1. The admission of testimony as to statements made by the defendant’s wife some five or ten minutes before the shooting and not in the presence or hearing of the accused, under the facts of this case, was error.
2. The excerpt from the charge of the court of which complaint is made in the 5th ground of the amendment to the motion for a new trial is not subject to the exception that it expressed an opinion upon the evi- . dence, or that it was not adjusted to evidence which might have authorized the jury to find that the accused was the slayer of the deceased, nor was it for any other reason assigned erroneous; though an appropriate request would have required an instruction on the mutual right of father and son to defend each other.
3. The instruction of which complaint is made in the 6th ground of the amendment to the motion for a new trial is subject to the objection that it intimated an opinion as to what had been proved.
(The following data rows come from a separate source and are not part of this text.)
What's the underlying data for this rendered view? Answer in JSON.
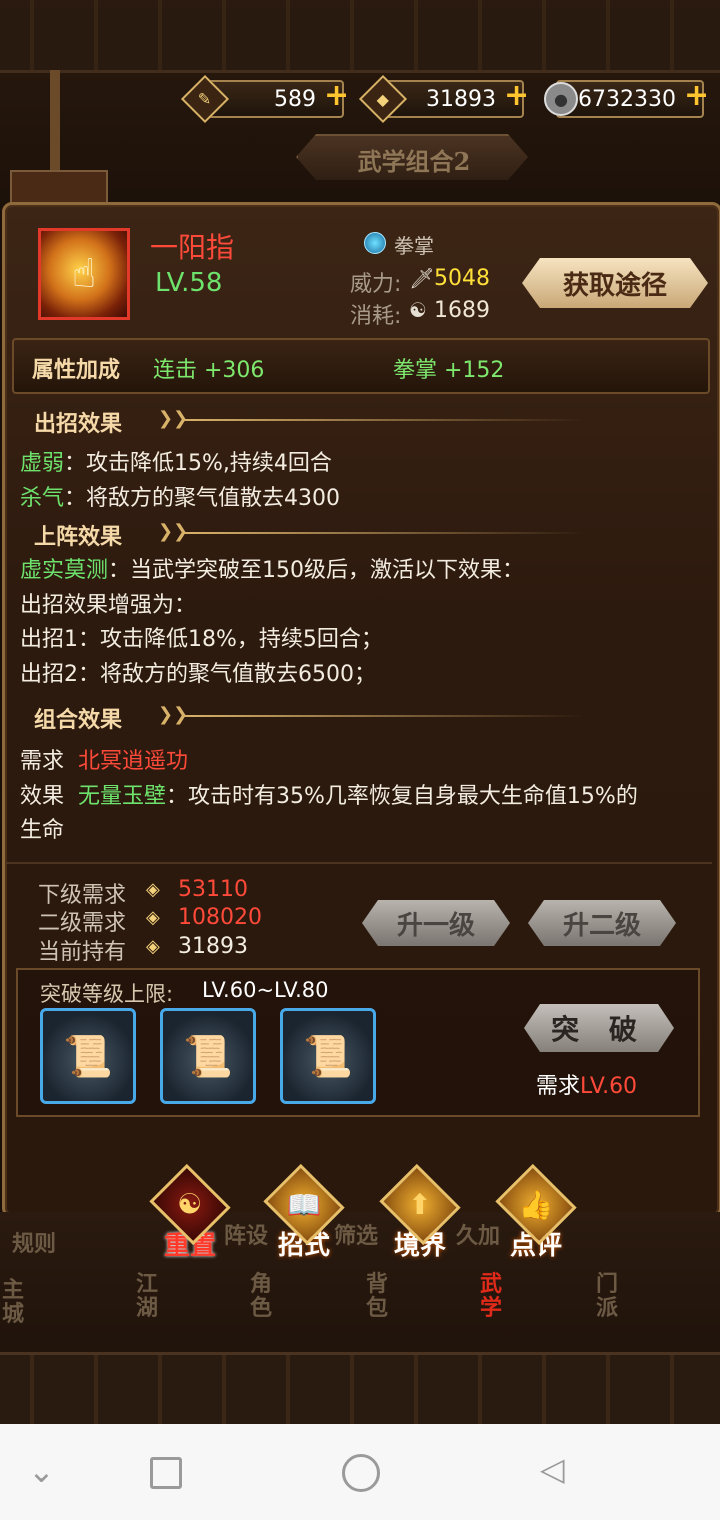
{
  "resources": [
    {
      "icon": "scroll-token-icon",
      "value": "589"
    },
    {
      "icon": "gold-coin-icon",
      "value": "31893"
    },
    {
      "icon": "silver-coin-icon",
      "value": "6732330"
    }
  ],
  "combo_tab": "武学组合2",
  "skill": {
    "name": "一阳指",
    "level": "LV.58",
    "type": "拳掌",
    "power_label": "威力:",
    "power_value": "5048",
    "cost_label": "消耗:",
    "cost_value": "1689",
    "get_button": "获取途径"
  },
  "attributes": {
    "label": "属性加成",
    "items": [
      "连击 +306",
      "拳掌 +152"
    ]
  },
  "cast_effect": {
    "title": "出招效果",
    "lines": [
      {
        "key": "虚弱",
        "text": "：攻击降低15%,持续4回合"
      },
      {
        "key": "杀气",
        "text": "：将敌方的聚气值散去4300"
      }
    ]
  },
  "formation_effect": {
    "title": "上阵效果",
    "key": "虚实莫测",
    "first": "：当武学突破至150级后，激活以下效果：",
    "lines": [
      "出招效果增强为：",
      "出招1：攻击降低18%，持续5回合；",
      "出招2：将敌方的聚气值散去6500；"
    ]
  },
  "combo_effect": {
    "title": "组合效果",
    "req_label": "需求",
    "req_value": "北冥逍遥功",
    "effect_label": "效果",
    "effect_key": "无量玉壁",
    "effect_text": "：攻击时有35%几率恢复自身最大生命值15%的",
    "effect_text2": "生命"
  },
  "upgrade": {
    "next_label": "下级需求",
    "next_value": "53110",
    "second_label": "二级需求",
    "second_value": "108020",
    "own_label": "当前持有",
    "own_value": "31893",
    "up1": "升一级",
    "up2": "升二级"
  },
  "breakthrough": {
    "label": "突破等级上限:",
    "range": "LV.60~LV.80",
    "button": "突 破",
    "req_label": "需求",
    "req_value": "LV.60"
  },
  "actions": [
    "重置",
    "招式",
    "境界",
    "点评"
  ],
  "bg_menu": {
    "rules": "规则",
    "formation": "阵设",
    "filter": "筛选",
    "bonus": "久加"
  },
  "nav": [
    "主城",
    "江湖",
    "角色",
    "背包",
    "武学",
    "门派"
  ]
}
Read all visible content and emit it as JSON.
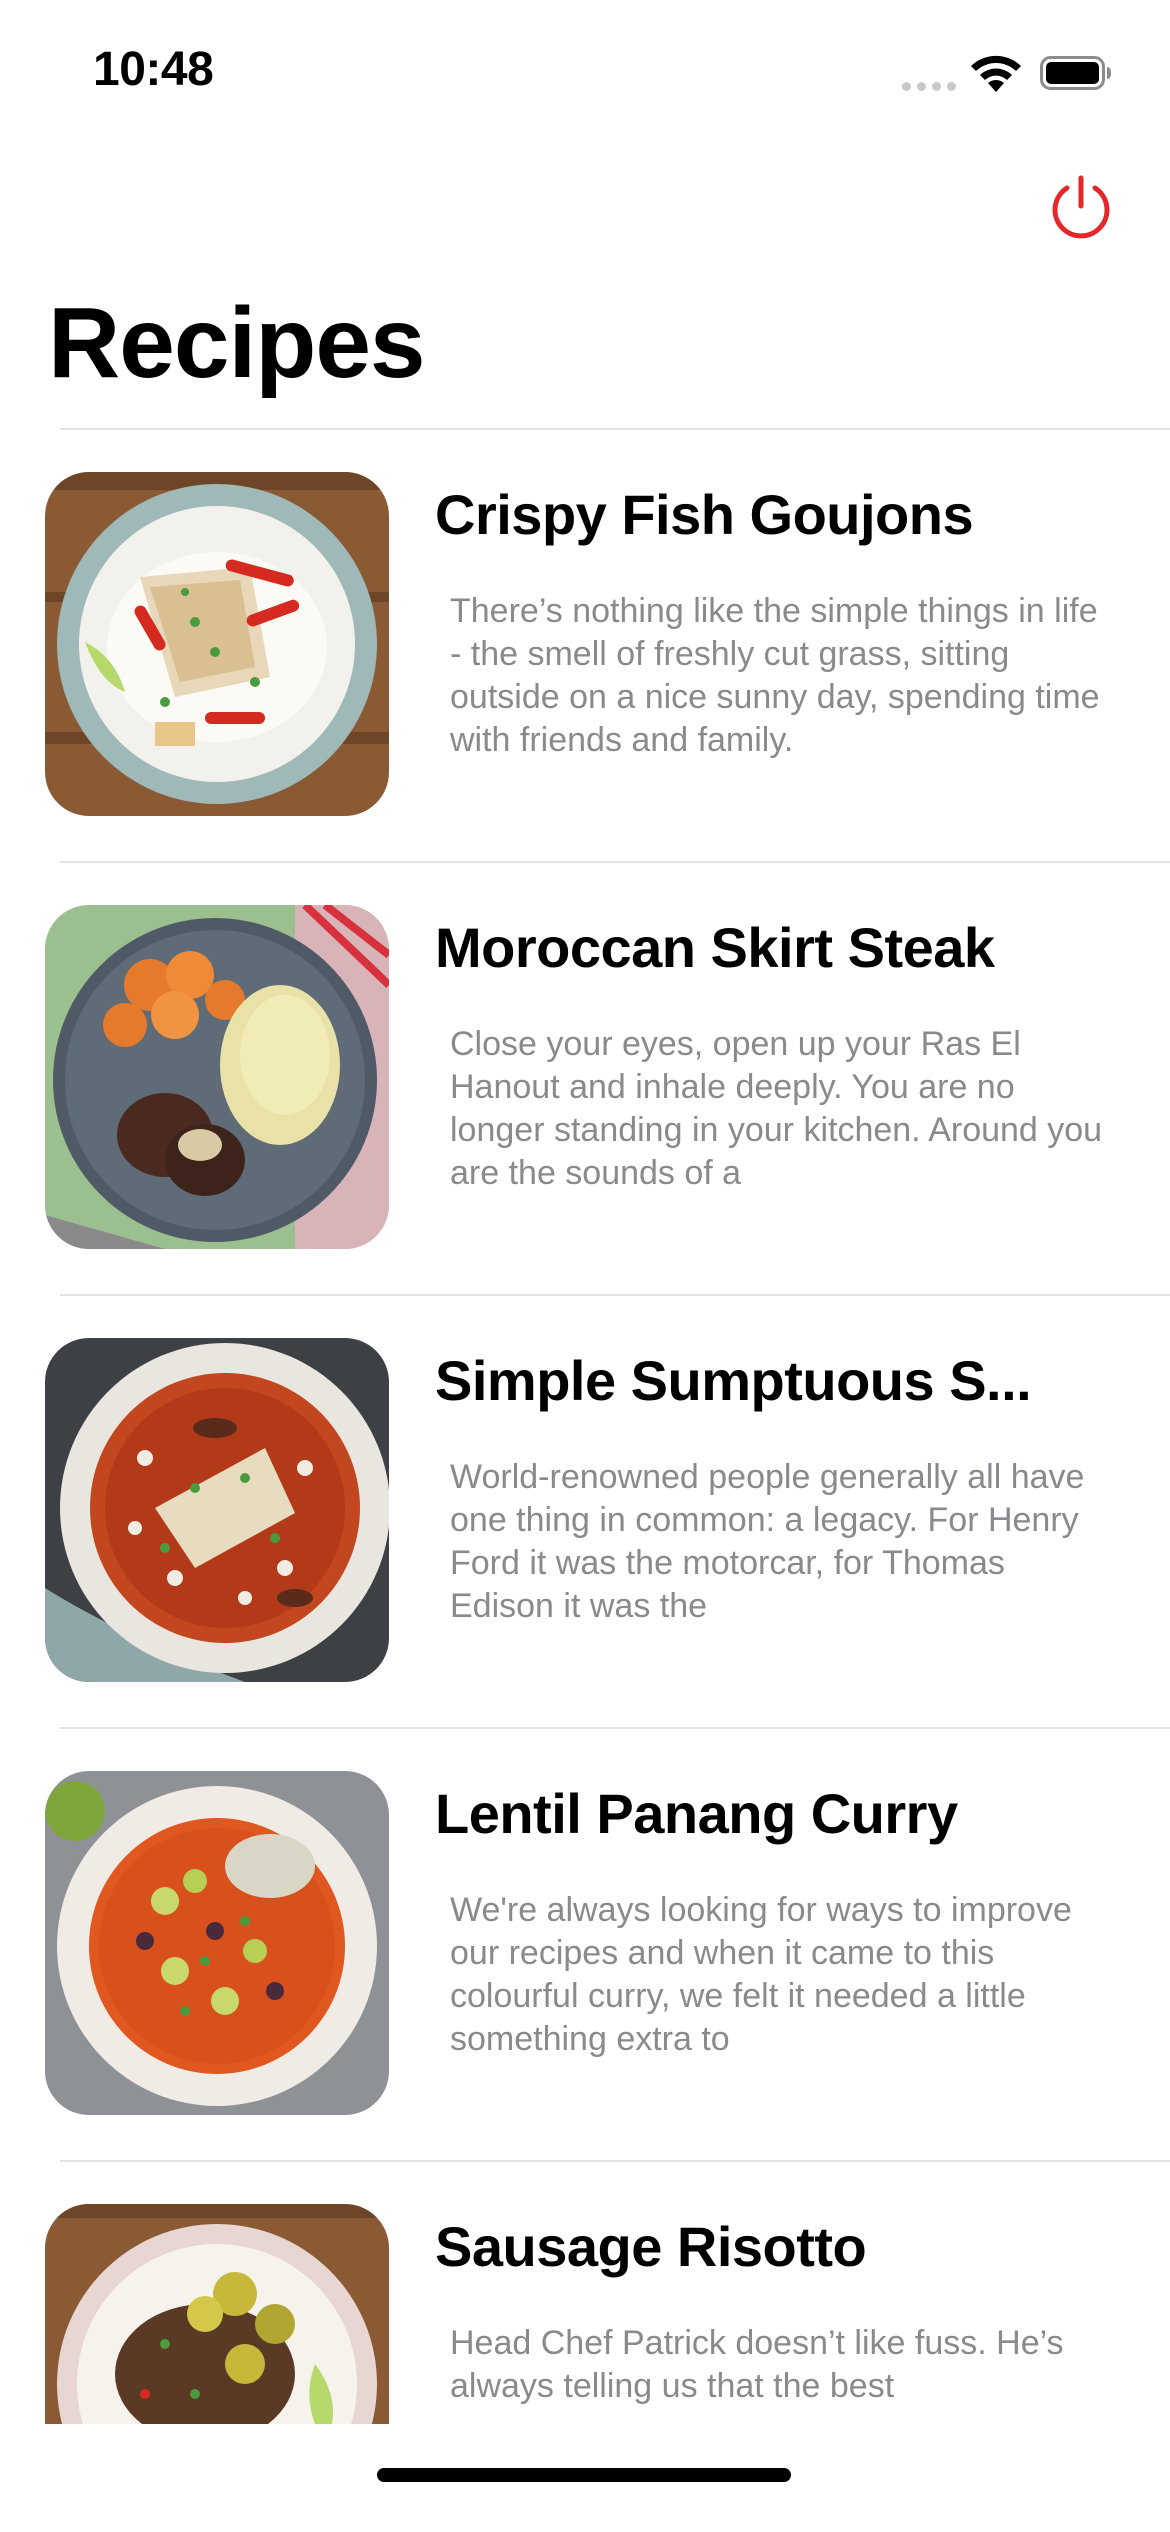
{
  "status_bar": {
    "time": "10:48",
    "signal_icon": "cellular-signal-icon",
    "wifi_icon": "wifi-icon",
    "battery_icon": "battery-icon"
  },
  "header": {
    "power_icon": "power-icon",
    "power_color": "#e5262a",
    "title": "Recipes"
  },
  "recipes": [
    {
      "title": "Crispy Fish Goujons",
      "description": "There’s nothing like the simple things in life - the smell of freshly cut grass, sitting outside on a nice sunny day, spending time with friends and family.",
      "image": "fish-goujons-plate-image"
    },
    {
      "title": "Moroccan Skirt Steak",
      "description": "Close your eyes, open up your Ras El Hanout and inhale deeply. You are no longer standing in your kitchen. Around you are the sounds of a",
      "image": "skirt-steak-plate-image"
    },
    {
      "title": "Simple Sumptuous S...",
      "description": "World-renowned people generally all have one thing in common: a legacy. For Henry Ford it was the motorcar, for Thomas Edison it was the",
      "image": "sumptuous-stew-bowl-image"
    },
    {
      "title": "Lentil Panang Curry",
      "description": "We're always looking for ways to improve our recipes and when it came to this colourful curry, we felt it needed a little something extra to",
      "image": "lentil-curry-bowl-image"
    },
    {
      "title": "Sausage Risotto",
      "description": "Head Chef Patrick doesn’t like fuss. He’s always telling us that the best",
      "image": "sausage-risotto-plate-image"
    }
  ]
}
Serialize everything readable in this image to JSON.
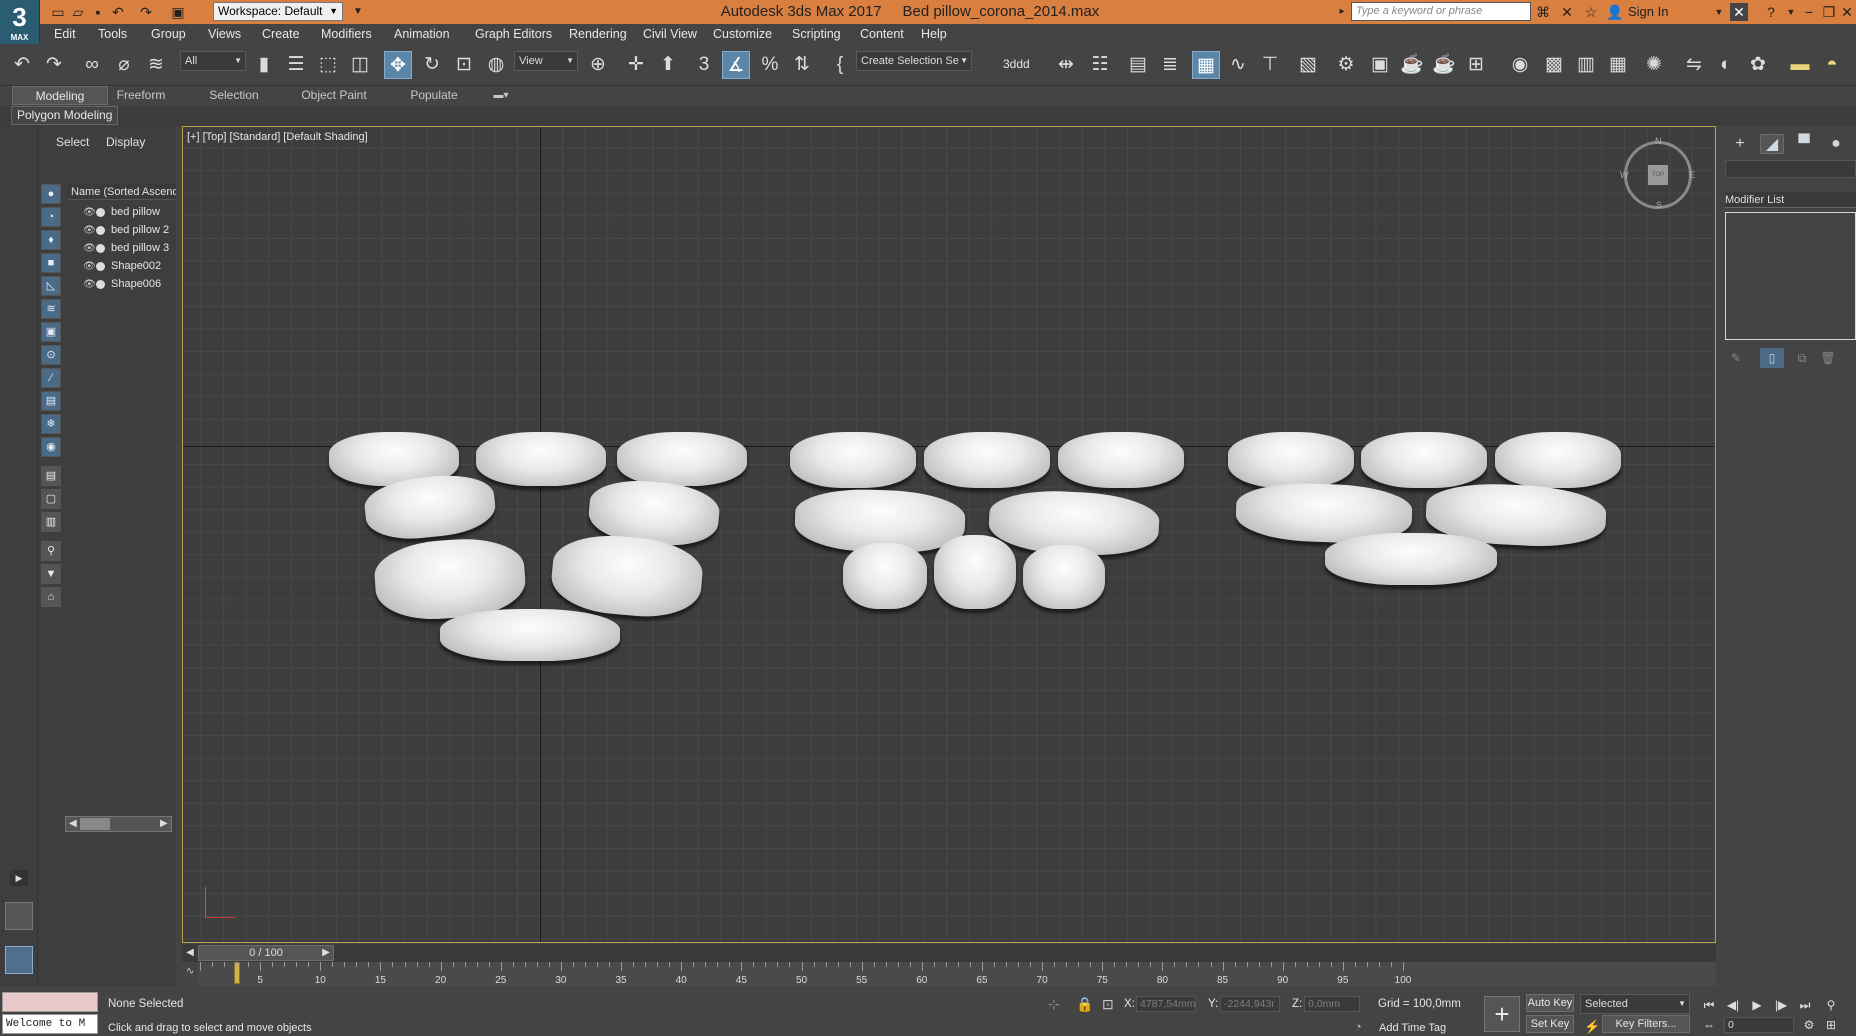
{
  "app": {
    "logo_text": "3",
    "logo_sub": "MAX",
    "title": "Autodesk 3ds Max 2017     Bed pillow_corona_2014.max"
  },
  "quick_access": {
    "workspace": "Workspace: Default"
  },
  "search": {
    "placeholder": "Type a keyword or phrase"
  },
  "account": {
    "signin": "Sign In"
  },
  "menu": [
    "Edit",
    "Tools",
    "Group",
    "Views",
    "Create",
    "Modifiers",
    "Animation",
    "Graph Editors",
    "Rendering",
    "Civil View",
    "Customize",
    "Scripting",
    "Content",
    "Help"
  ],
  "toolbar": {
    "filter": "All",
    "ref_coord": "View",
    "named_selection": "Create Selection Se",
    "snap_label": "3ddd"
  },
  "ribbon": {
    "tabs": [
      "Modeling",
      "Freeform",
      "Selection",
      "Object Paint",
      "Populate"
    ],
    "panel": "Polygon Modeling"
  },
  "scene_explorer": {
    "tabs": [
      "Select",
      "Display"
    ],
    "column": "Name (Sorted Ascend",
    "items": [
      "bed pillow",
      "bed pillow 2",
      "bed pillow 3",
      "Shape002",
      "Shape006"
    ]
  },
  "viewport": {
    "label": "[+] [Top] [Standard] [Default Shading]",
    "compass": {
      "n": "N",
      "s": "S",
      "e": "E",
      "w": "W",
      "center": "TOP"
    }
  },
  "command_panel": {
    "modifier_list": "Modifier List"
  },
  "timeline": {
    "frame": "0 / 100",
    "ticks": [
      "5",
      "10",
      "15",
      "20",
      "25",
      "30",
      "35",
      "40",
      "45",
      "50",
      "55",
      "60",
      "65",
      "70",
      "75",
      "80",
      "85",
      "90",
      "95",
      "100"
    ]
  },
  "status": {
    "maxscript": "Welcome to M",
    "selection": "None Selected",
    "prompt": "Click and drag to select and move objects",
    "x_label": "X:",
    "x_value": "4787,54mm",
    "y_label": "Y:",
    "y_value": "-2244,943r",
    "z_label": "Z:",
    "z_value": "0,0mm",
    "grid": "Grid = 100,0mm",
    "add_time_tag": "Add Time Tag",
    "auto_key": "Auto Key",
    "set_key": "Set Key",
    "key_mode": "Selected",
    "key_filters": "Key Filters...",
    "frame_field": "0"
  }
}
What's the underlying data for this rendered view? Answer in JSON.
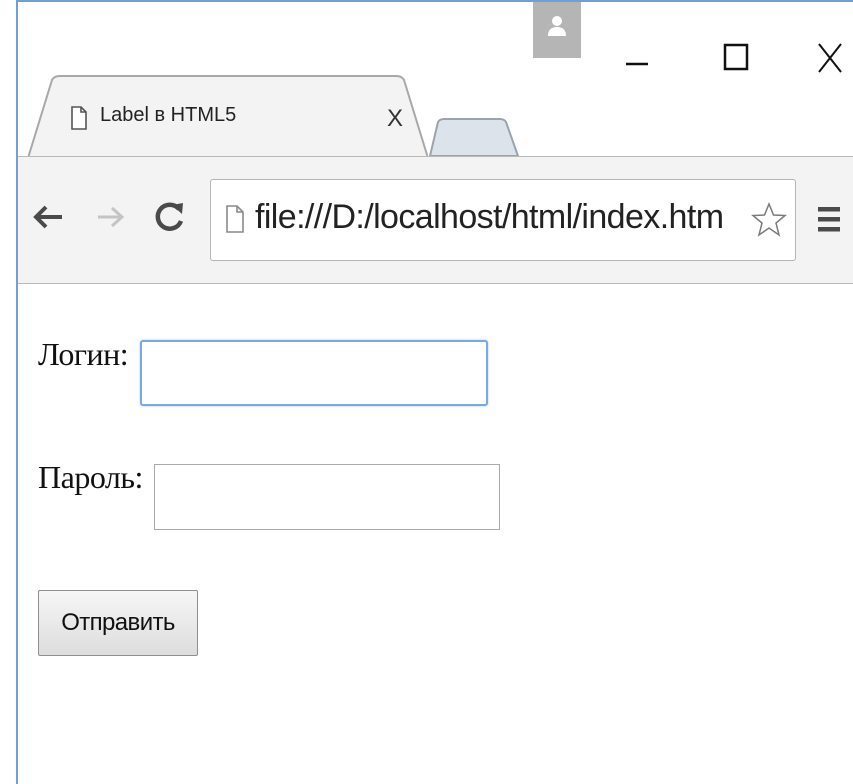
{
  "browser": {
    "tab": {
      "title": "Label в HTML5",
      "close_label": "X"
    },
    "address_bar": {
      "url": "file:///D:/localhost/html/index.htm"
    },
    "icons": {
      "back": "back-arrow-icon",
      "forward": "forward-arrow-icon",
      "reload": "reload-icon",
      "page": "page-icon",
      "bookmark": "star-icon",
      "menu": "hamburger-menu-icon",
      "user": "user-icon",
      "minimize": "minimize-icon",
      "maximize": "maximize-icon",
      "close": "close-icon"
    },
    "colors": {
      "window_border": "#6f9fd3",
      "toolbar_bg": "#f3f3f3",
      "focus_ring": "#7aa7ea"
    }
  },
  "form": {
    "login": {
      "label": "Логин:",
      "value": ""
    },
    "password": {
      "label": "Пароль:",
      "value": ""
    },
    "submit_label": "Отправить"
  }
}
It should have contained the qualification: “if the jury believe a shot fired by the defendant inflicted the mortal wound,” or language to that effect.
4. The instruction of which complaint is made in the 9th ground is erroneous for the reason that the defendant would not have been guilty if the evidence had shown that he merely aided and abetted some other than his codefendant named in the indictment, and the instruction that the accused would be guilty if he aided and abetted in the killing of the deceased should have been confined to the aiding and abetting of Ered Brown, his codefendant.
5. Except as ruled above, the .charge of the court was not erroneous for any reason set forth in assignments of error.
6. The verdict of manslaughter was not authorized by the evidence or by the statement of the accused; and the court therefore erred in charging upon that subject. Judgment reversed.